Promising new theatre and impressive performances
By Myron My
The Stairs Are Moving is a new play by writer and director Neil Triffett. Combining experimental techniques with traditional theatre, the story follows two siblings who reunite due to the passing of their Aunt Petunia.
Triffett has taken the unusual course of having minimal stage direction. For most of the show, the characters would use direct audience address to further the story. It was quite intriguing to hear these series of mainly monologues unfold, however it felt like a lot of the action disappeared, as it became more and more a series of “talking head” scenes. It got frustrating watching the actors say they were doing something when I just wanted them to physically do it.
Performer Charlotte Nicdao was the shining star of this production. Her ability to switch from not only calm and diligent Tulip to erratic and obsessive Tulip, but also to one of the crazy aunts was a joy to watch. Similarly, Carolyn Masson as the recently deceased Aunt Petunia provided great insight and emotion to a character that you therefore sympathise with despite the secrets she holds.
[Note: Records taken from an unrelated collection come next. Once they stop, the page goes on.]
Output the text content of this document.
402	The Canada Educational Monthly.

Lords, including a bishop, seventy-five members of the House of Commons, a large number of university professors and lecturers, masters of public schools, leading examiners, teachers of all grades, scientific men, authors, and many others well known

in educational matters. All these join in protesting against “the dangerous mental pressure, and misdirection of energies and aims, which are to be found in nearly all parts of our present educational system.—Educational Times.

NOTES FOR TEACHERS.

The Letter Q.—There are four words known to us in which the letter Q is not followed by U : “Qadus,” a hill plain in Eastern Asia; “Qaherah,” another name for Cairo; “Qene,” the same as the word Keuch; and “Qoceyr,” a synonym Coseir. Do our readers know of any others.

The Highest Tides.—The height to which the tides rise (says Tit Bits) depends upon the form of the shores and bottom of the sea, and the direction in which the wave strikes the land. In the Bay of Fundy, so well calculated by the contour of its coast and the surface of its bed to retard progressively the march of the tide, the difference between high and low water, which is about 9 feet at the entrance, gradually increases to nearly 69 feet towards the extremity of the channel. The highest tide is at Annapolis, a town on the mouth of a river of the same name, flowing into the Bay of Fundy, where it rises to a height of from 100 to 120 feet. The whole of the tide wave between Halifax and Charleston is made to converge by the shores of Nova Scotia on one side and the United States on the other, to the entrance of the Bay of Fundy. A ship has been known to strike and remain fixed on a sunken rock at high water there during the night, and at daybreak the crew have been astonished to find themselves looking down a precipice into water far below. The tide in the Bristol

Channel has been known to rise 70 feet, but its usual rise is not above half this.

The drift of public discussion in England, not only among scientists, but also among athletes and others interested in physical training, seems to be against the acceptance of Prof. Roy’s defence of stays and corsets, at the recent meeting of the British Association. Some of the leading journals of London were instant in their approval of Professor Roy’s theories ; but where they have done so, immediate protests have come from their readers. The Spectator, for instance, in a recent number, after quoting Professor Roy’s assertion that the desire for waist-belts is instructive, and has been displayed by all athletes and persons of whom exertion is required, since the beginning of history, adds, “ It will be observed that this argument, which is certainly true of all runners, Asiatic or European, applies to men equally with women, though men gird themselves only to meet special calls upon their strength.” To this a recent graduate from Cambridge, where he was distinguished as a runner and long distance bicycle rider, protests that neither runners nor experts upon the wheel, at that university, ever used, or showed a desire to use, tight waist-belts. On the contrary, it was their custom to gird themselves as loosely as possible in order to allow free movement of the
The scenes with lewd, crude and rude Aunt Olga and Aunt Tiffany (Nicdao and Masson) were definitely needed to lift the mood and the energy of the play. Having said that, there were moments of strong conviction from Sarah Plummer and Maurice Mammoliti as the two siblings. It was evident that there was a strained relationship between the characters but it would have been great to explore that more organically as revelations came quickly and out of the blue.
The lighting played an important part in the show, illuminating different spaces on stage to designate time, place and character, and setting the different moods and tones. There were moments where the wrong area was lit up and the actors began their scenes in the dark and the dark lighting sometimes detracted from the intensity of the scene, as we could not see the actors’ faces clearly.
The Stairs Are Moving is a highly original play with some very strong performances from its cast. Although not the easiest story to follow, Triffett should be congratulated on creating something very different for audiences to see.
Venue: La Mama Courthouse, 349 Drummond St, Carlton.